February 25th, 2010 at 4:30 am
I kind of agree with you:)
http://www.components4developers.com
February 26th, 2010 at 2:44 pm
Stick with C and pthreads and semaphores. Debugging is the hardest part for me with multi-threadded programming. Need to find a good debugger that can dig into multiple running threads.
August 9th, 2010 at 2:54 pm
It’s not that hard? When performance isn’t matter at all, it’s not hard at all.

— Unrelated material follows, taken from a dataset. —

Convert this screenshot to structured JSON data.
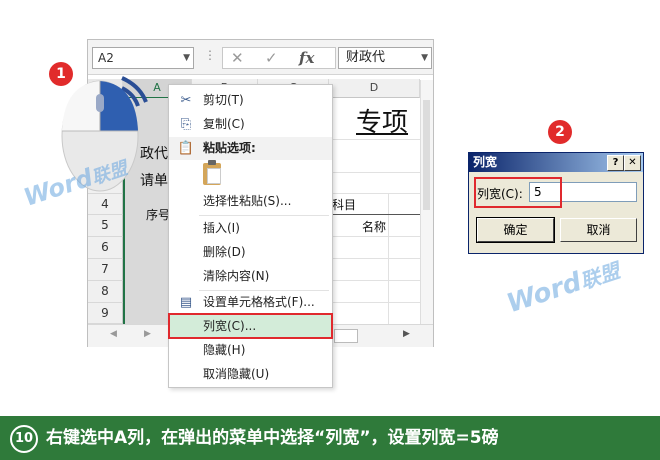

But I somehow agree that unpredictable situation or unknown runtime information are some important causes to parallel programming is hard.
Domain knowledge would help speculating more accurately, but it’s still limited in many cases.
December 12th, 2011 at 8:54 am
Parallel computer programs are more difficult to write than sequential ones because concurrency introduces several new classes of potential software bugs, of which race conditions are the most common. APIs and tools in .Net 4.0 can make parallel programming much simpler, improving application performance.